Visage impassible et barbe de quelques jours, le jeune journaliste de la chaîne Al-Baghdadiya est conduit au box des accusés sous escorte policière et militaire.
Aussitôt, ses proches, arrivés très tôt devant la Cour criminelle centrale d’Irak, se lèvent pour l’applaudir avec enthousiasme. Ses soeurs et ses tantes lancent des youyous, tandis que les hommes scandent le nom de l’imam Ali, figure essentielle chez les chiites. Deux avocats cherchent à se joindre à l’équipe de défense. Poliment, M. Zaidi refuse: „Je vous remercie et je vous suis reconnaissant, mais j’ai déjà un comité de défense“ de 25 avocats. „Alors, raconte-nous, Mountazer“, demande le juge, Abdel Amir Hassan al-Roubaïe. Le silence se fait dans la salle. Calmement, le jeune homme se remémore les évènements précédant le lancer de chaussures dont les images sont passées en boucle à la télévision et sur internet, le rendant célèbre dans le monde entier. Le 14 décembre 2008, il se rend à la conférence de presse du président George W. Bush et du Premier ministre irakien Nouri al-Maliki „sans arrière-pensées“.
Mais alors que la presse attend les deux dirigeants, une première „provocation“ l’exaspère. „Alors que nous avions été déjà minutieusement fouillés (par les Irakiens), la sécurité américaine a fait sortir tous les journalistes irakiens pour les fouiller elle-même de manière humiliante, alors que nous sommes sur notre sol“, dit-il.

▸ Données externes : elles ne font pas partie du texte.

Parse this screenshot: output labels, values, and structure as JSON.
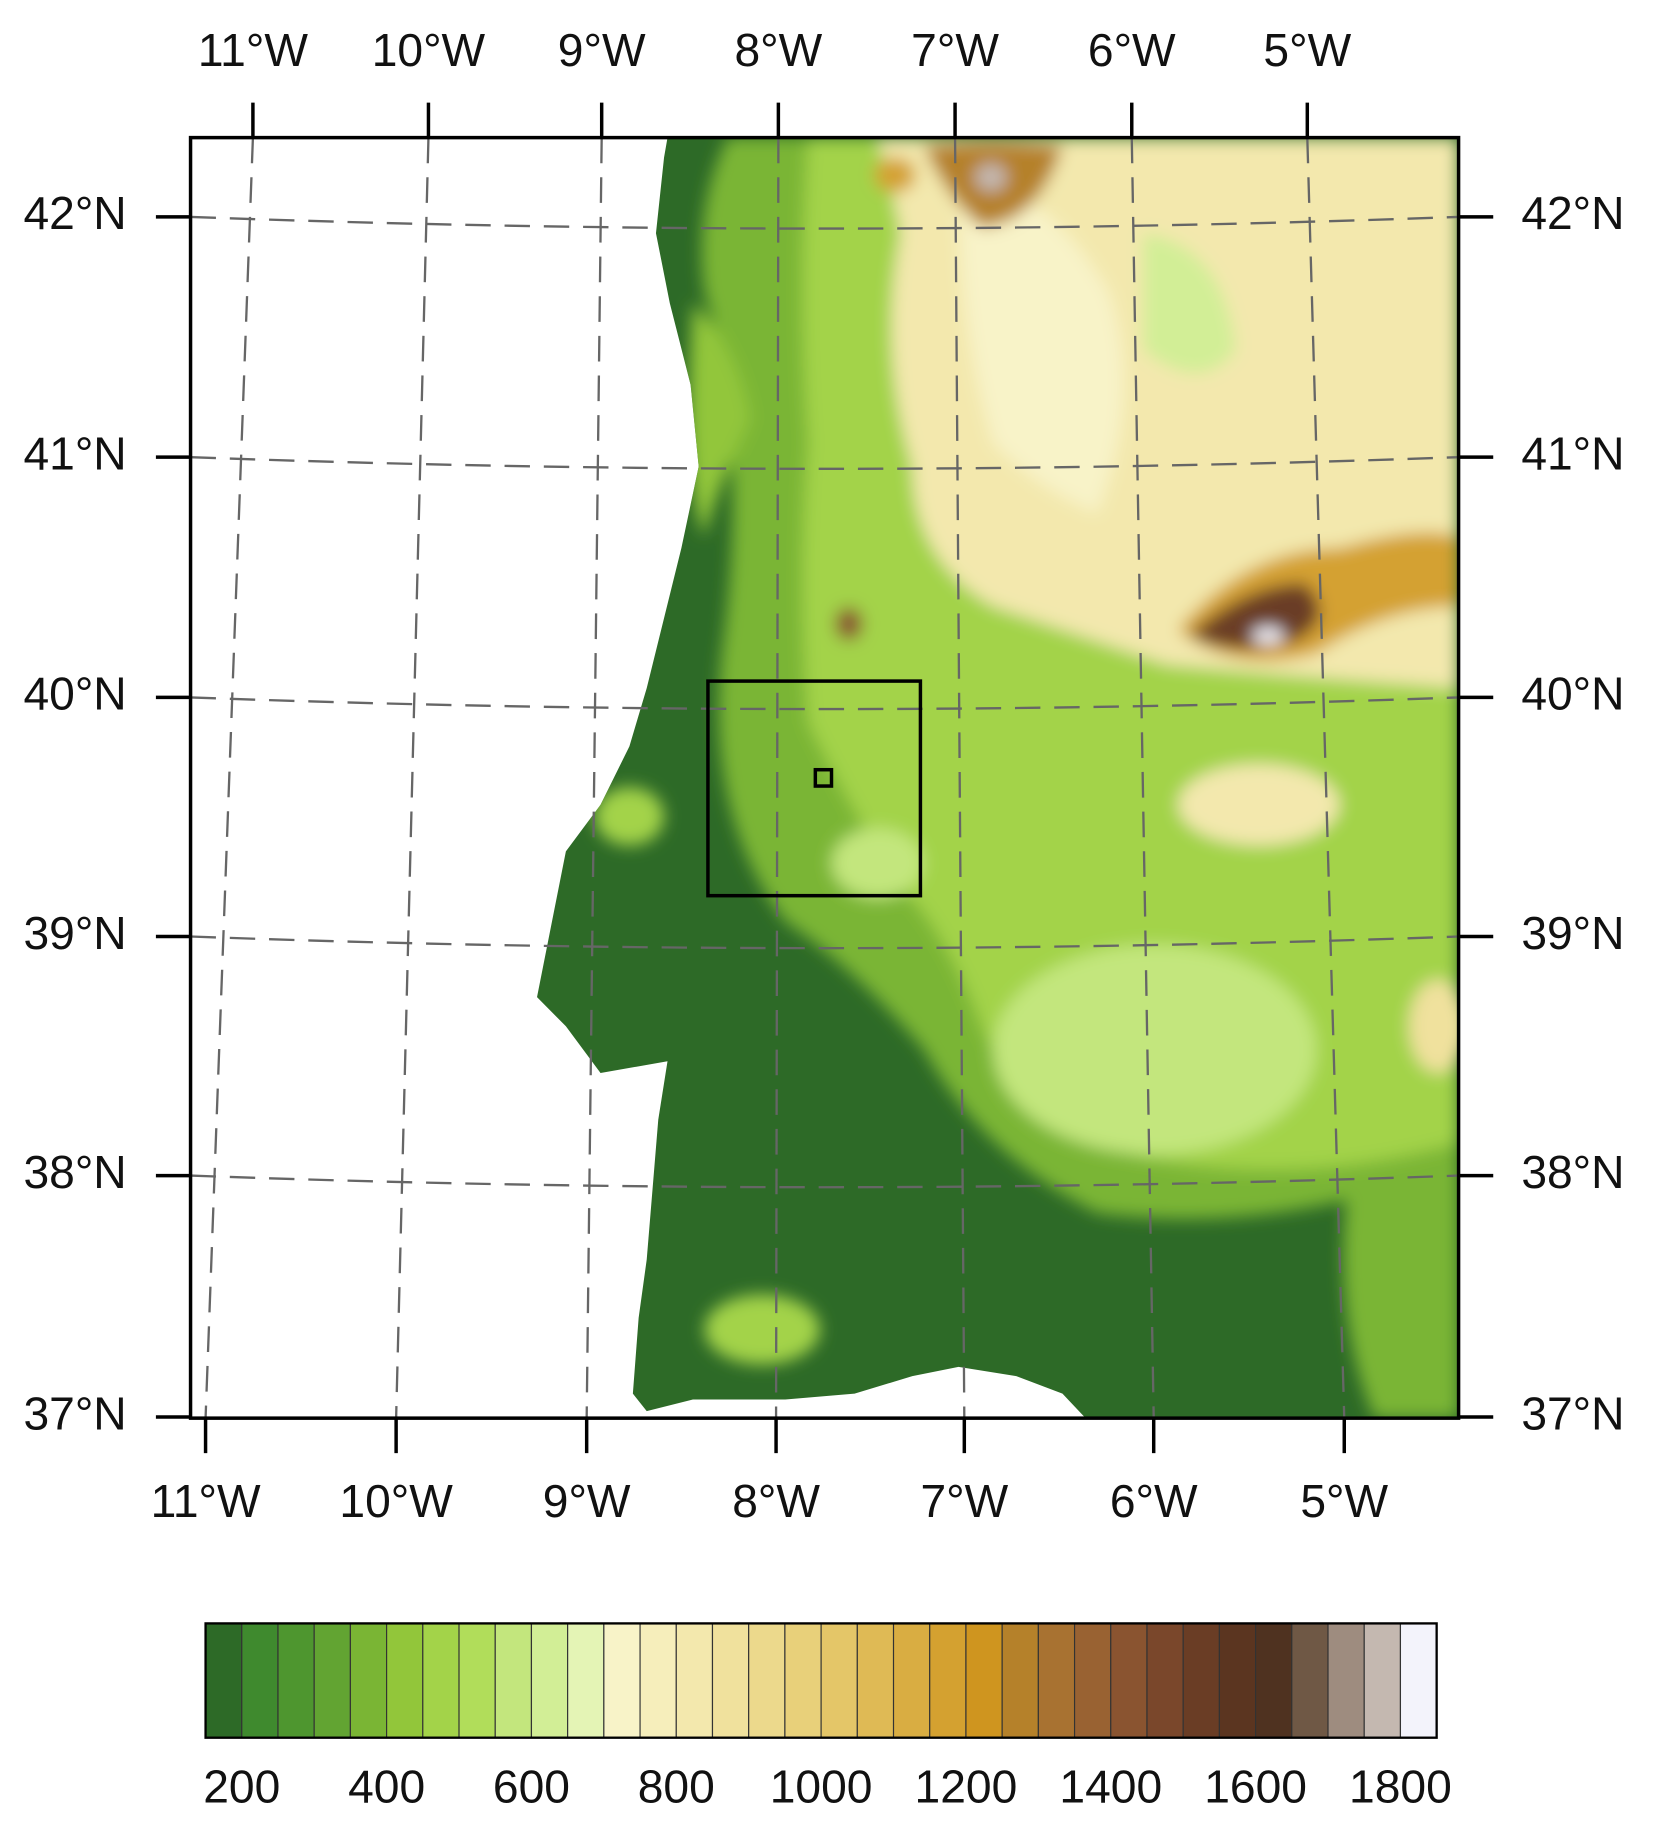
{
  "map": {
    "top_labels": [
      "11°W",
      "10°W",
      "9°W",
      "8°W",
      "7°W",
      "6°W",
      "5°W"
    ],
    "bottom_labels": [
      "11°W",
      "10°W",
      "9°W",
      "8°W",
      "7°W",
      "6°W",
      "5°W"
    ],
    "left_labels": [
      "42°N",
      "41°N",
      "40°N",
      "39°N",
      "38°N",
      "37°N"
    ],
    "right_labels": [
      "42°N",
      "41°N",
      "40°N",
      "39°N",
      "38°N",
      "37°N"
    ],
    "colorbar": {
      "ticks": [
        200,
        400,
        600,
        800,
        1000,
        1200,
        1400,
        1600,
        1800
      ],
      "colors": [
        "#2d6a27",
        "#3f8a2e",
        "#4e962f",
        "#62a432",
        "#7ab534",
        "#92c63a",
        "#a3d349",
        "#b1dd5a",
        "#c3e67d",
        "#d2ee96",
        "#e4f4b5",
        "#f8f3c8",
        "#f6eebb",
        "#f3e8ad",
        "#f0e19d",
        "#ecd98c",
        "#e8d07a",
        "#e4c668",
        "#dfba55",
        "#d9ad42",
        "#d4a130",
        "#cf951f",
        "#b5812a",
        "#a87231",
        "#996232",
        "#8a5430",
        "#7a472b",
        "#6a3d25",
        "#5b3520",
        "#4f3220",
        "#6f5845",
        "#9e8c7f",
        "#c4b8b0",
        "#f3f3fb"
      ]
    }
  }
}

Mais ce sont les propos du président américain de l’époque et son sourire „glacial, sans âme“ qui le mettent hors de ses gonds. „Il parlait des victoires et des réussites (américaines) en Irak, mais moi, ce que je vois en matière de réussite, c’est un million de martyrs, le sang versé, les mosquées perquisitionnées, les Irakiennes violées, les Irakiens humiliés“.
„J’ai été envahi par la colère, je ne voyais plus que lui“, ajoute-t-il. „Tout s’est assombri autour de moi. Je sentais que le sang des innocents coulait sous mes pieds pendant qu’il souriait. Alors, j’ai pris ma première chaussure et je l’ai lancée sans l’atteindre, puis j’ai jeté la seconde“. „J’ai voulu rendre leur fierté aux Irakiens, de n’importe quelle manière, sauf par l’usage des armes. J’ai voulu exprimer ce qui était en moi, au nom du peuple irakien, du nord au sud, de l’est à l’ouest“, se justifie le journaliste.
Réagissant aux critiques qui lui ont été adressées pour avoir „violé“ le légendaire sens de l’hospitalité arabe, Mountazer se défend fermement: „Nous, les Arabes, sommes fiers de notre sens de l’hospitalité. Mais Bush et son armée se trouvent en Irak depuis six ans“. „En plus, à l’époque, la zone verte (où se tenait la conférence de presse) était contrôlée par les forces de l’occupation. Comment le considérer comme un invité?“.
A la fin du plaidoyer de l’accusé, la cour ajourne le procès au 12 mars. „C’est une mascarade, un procès politique. Le juge ne l’a même pas laissé parler des tortures“, fulmine le frère du journaliste, Oudaï. La famille se rue vers le box pour tenter d’embrasser son „héros“. Mais la cage en bois est entourée de policiers et le public est sommé de quitter la salle.